Management & Automation Tooling

  • Azure Arc: Policy config via GitOps or Azure Policy
    • Azure Arc supports GitOps for Kubernetes clusters and VM configurations, but not yet for SDN policies. SDN configurations are currently managed via Azure Policy, PowerShell, or Bicep/ARM templates.
  • Windows Admin Center: GUI interface to manage SLB, Gateway, and ACLs
  • PowerShell: Get-SdnProviderAddress, New-SdnGatewayConnection
  • Bicep/ARM: Declarative VNet, SLB, and NSG deployment
  • Rest APIs: Native SDN controller endpoints for automation pipelines

Real-World Lab Scenario

In our lab, we provisioned:

  • 2 SDN Gateways (active/standby)
  • 1 SLB with 3 backends
  • 2 tenant VNets with ACLs
  • All orchestrated via PowerShell and Arc GitOps

Outcome:

  • Seamless failover
  • Consistent policy enforcement
  • 1.2 Gbps throughput across tunnels (intra-site)
  • Instant route updates via Arc policy sync

Conclusion

Azure Local with SDN is no longer a lightweight imitation of the cloud. It is an enterprise-grade network fabric extended to the edge. With Arc-enabled policy control, distributed SLBs, gateway pools, and programmable forwarding via VFP, you now have a unified stack that mirrors Azure’s scale-out networking in your own data center.
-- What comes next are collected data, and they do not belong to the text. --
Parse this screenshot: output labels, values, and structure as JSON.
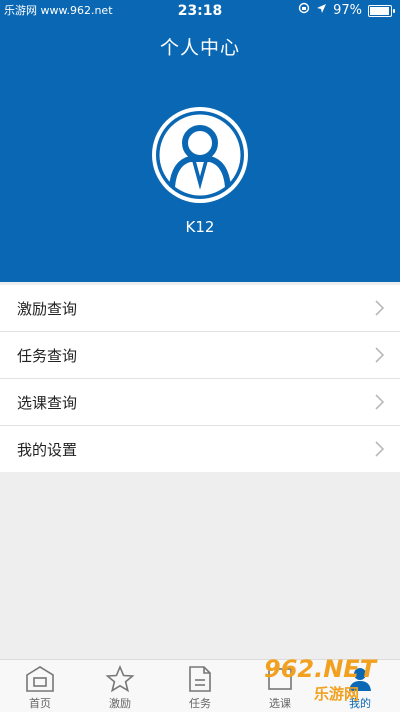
{
  "status_bar": {
    "watermark": "乐游网 www.962.net",
    "time": "23:18",
    "battery": "97%",
    "battery_level": 0.97
  },
  "header": {
    "title": "个人中心",
    "username": "K12"
  },
  "menu": {
    "items": [
      {
        "label": "激励查询"
      },
      {
        "label": "任务查询"
      },
      {
        "label": "选课查询"
      },
      {
        "label": "我的设置"
      }
    ]
  },
  "tabbar": {
    "tabs": [
      {
        "label": "首页"
      },
      {
        "label": "激励"
      },
      {
        "label": "任务"
      },
      {
        "label": "选课"
      },
      {
        "label": "我的"
      }
    ]
  },
  "watermark": {
    "brand": "962.NET",
    "sub": "乐游网"
  },
  "colors": {
    "primary": "#0a67b3",
    "background": "#eeeeee",
    "watermark": "#f1a11f"
  }
}
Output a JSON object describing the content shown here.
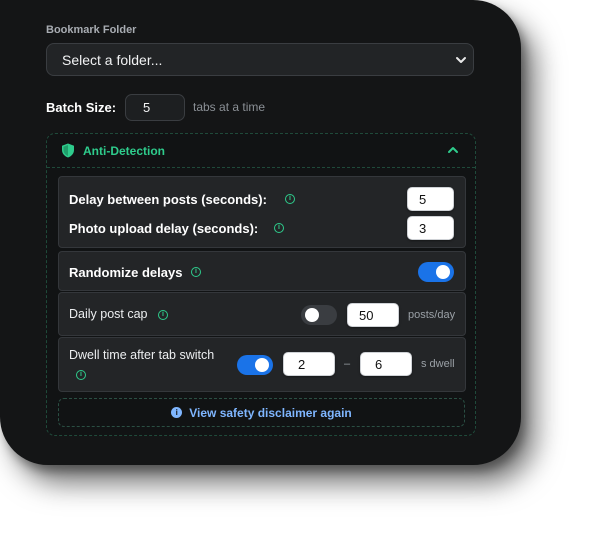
{
  "folder": {
    "label": "Bookmark Folder",
    "selected": "Select a folder..."
  },
  "batch": {
    "label": "Batch Size:",
    "value": "5",
    "suffix": "tabs at a time"
  },
  "anti_detection": {
    "title": "Anti-Detection",
    "delay_posts": {
      "label": "Delay between posts (seconds):",
      "value": "5"
    },
    "photo_delay": {
      "label": "Photo upload delay (seconds):",
      "value": "3"
    },
    "randomize": {
      "label": "Randomize delays",
      "enabled": true
    },
    "daily_cap": {
      "label": "Daily post cap",
      "enabled": false,
      "value": "50",
      "unit": "posts/day"
    },
    "dwell": {
      "label": "Dwell time after tab switch",
      "enabled": true,
      "min": "2",
      "separator": "–",
      "max": "6",
      "unit": "s dwell"
    },
    "disclaimer_link": "View safety disclaimer again"
  },
  "colors": {
    "accent_green": "#2ecc8c",
    "toggle_on": "#1a73e8",
    "link_blue": "#7fb6ff",
    "panel_bg": "#141516"
  },
  "icons": [
    "chevron-down-icon",
    "shield-icon",
    "chevron-up-icon",
    "info-icon"
  ]
}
As this preview matures, expect tighter integrations, faster telemetry, and support for next-gen NVA insertions and BGP routing policies.

Disclaimer: The views expressed in this article are those of the author and do not represent the opinions of Microsoft, my employer or any affiliated organization. Always refer to the official Microsoft documentation before production deployment.